Enclosure, Clashmelcon, Co. Kerry
Co. Kerry |
Enclosures
On the clifftops of Clashmelcon in north Kerry, there survives the partial outline of an enclosure that does not appear on any edition of the Ordnance Survey maps.
That absence alone is quietly telling. The site consists of a semi-circular ditch, roughly 1.6 metres wide and 0.4 metres deep, enclosing what was once a more substantial area stretching approximately 54 metres on a north-east to south-west axis. What remains is, by most estimates, only a fraction of the original structure. The cliffs have done the rest, gradually consuming the greater part of the enclosure over an unknown span of time.
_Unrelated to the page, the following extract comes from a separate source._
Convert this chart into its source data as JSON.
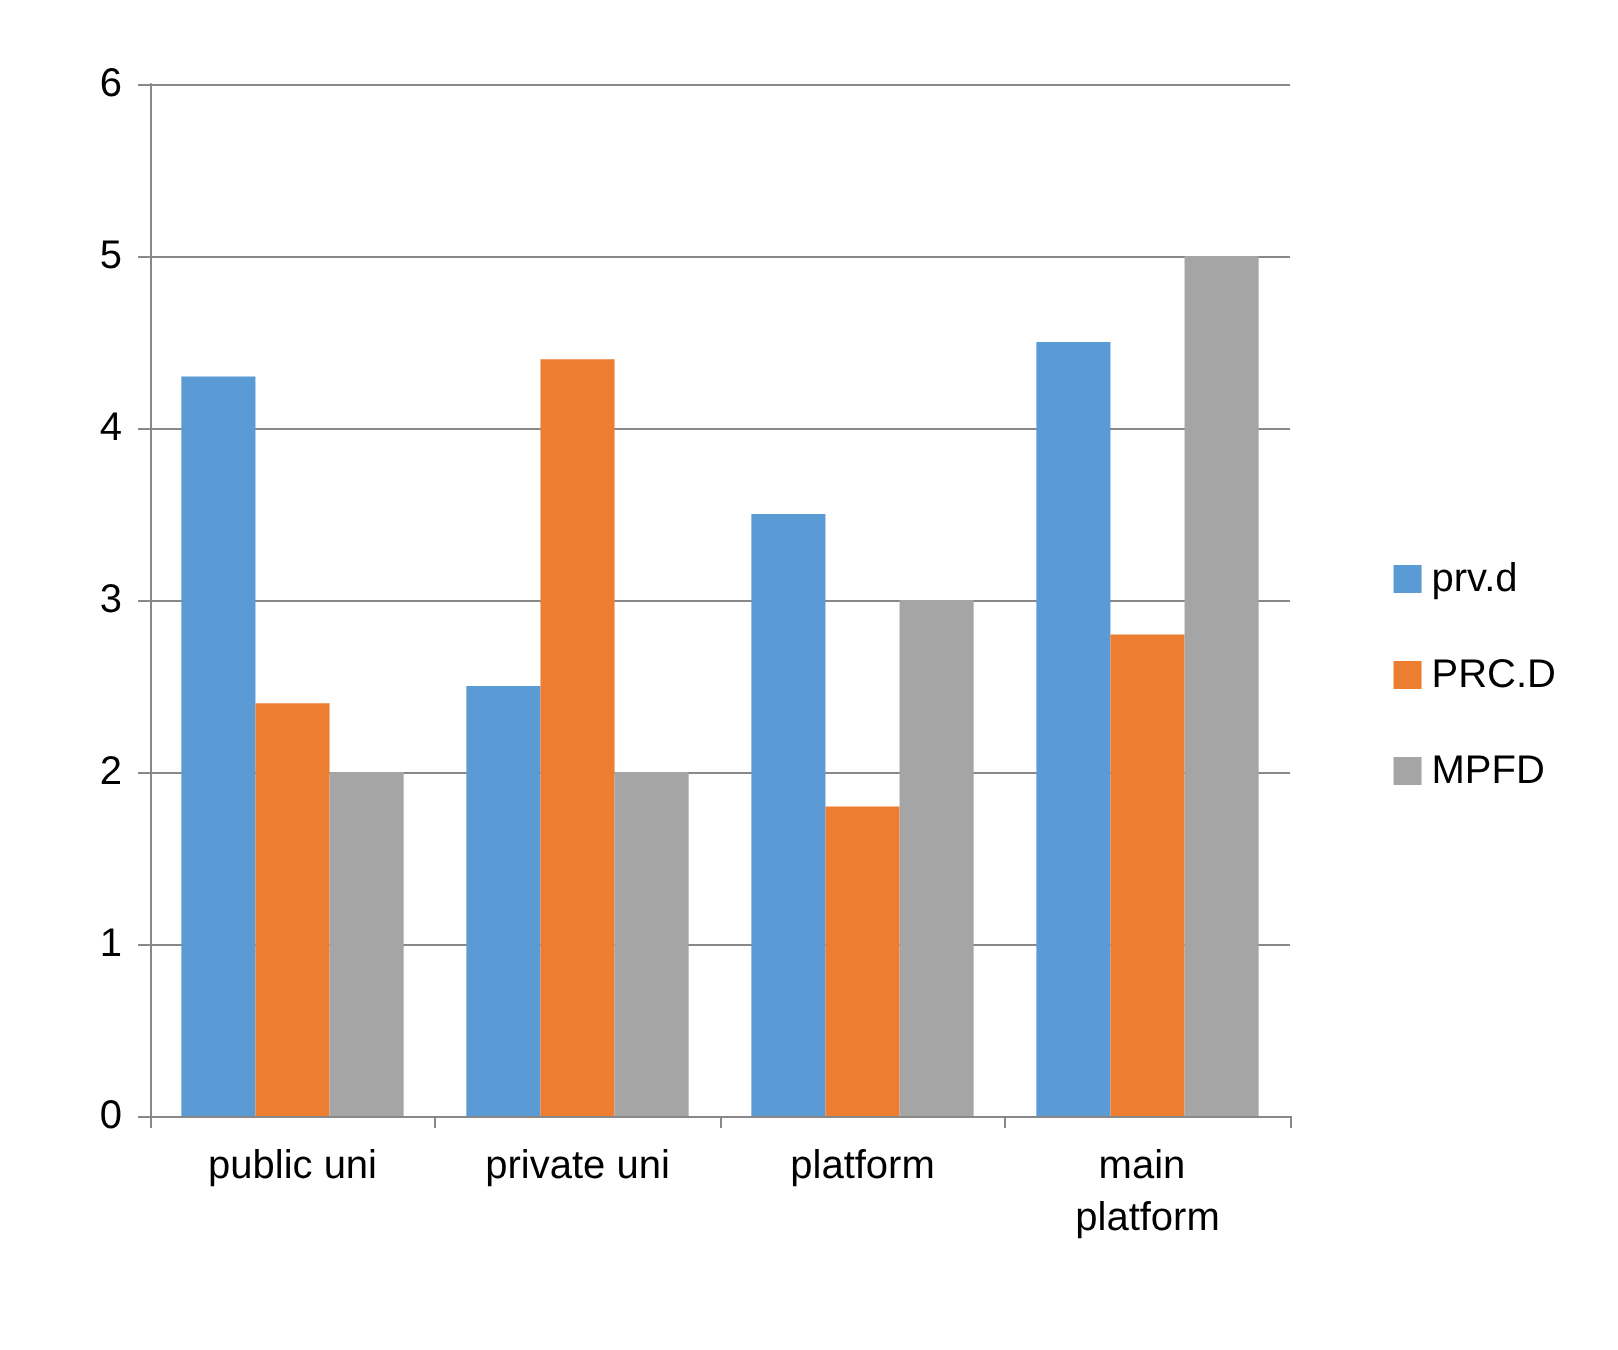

Enclosures of this kind, defined by a surrounding ditch or bank, are a common enough feature of the Irish archaeological landscape, serving in different periods as settlement boundaries, animal enclosures, or ceremonial spaces. What makes Clashmelcon unusual is the combination of its cartographic invisibility and its ongoing erasure. Cliff erosion is a slow but relentless process along this stretch of the Kerry coast, and the enclosure at Clashmelcon appears to have been losing ground to it for long enough that most of the structure is simply gone. The surviving arc of ditch represents the inland edge of something much larger, the seaward portions having collapsed or slipped away entirely. The site was documented in the North Kerry Archaeological Survey by C. Toal, published in 1995, which remains the principal record of what can still be observed.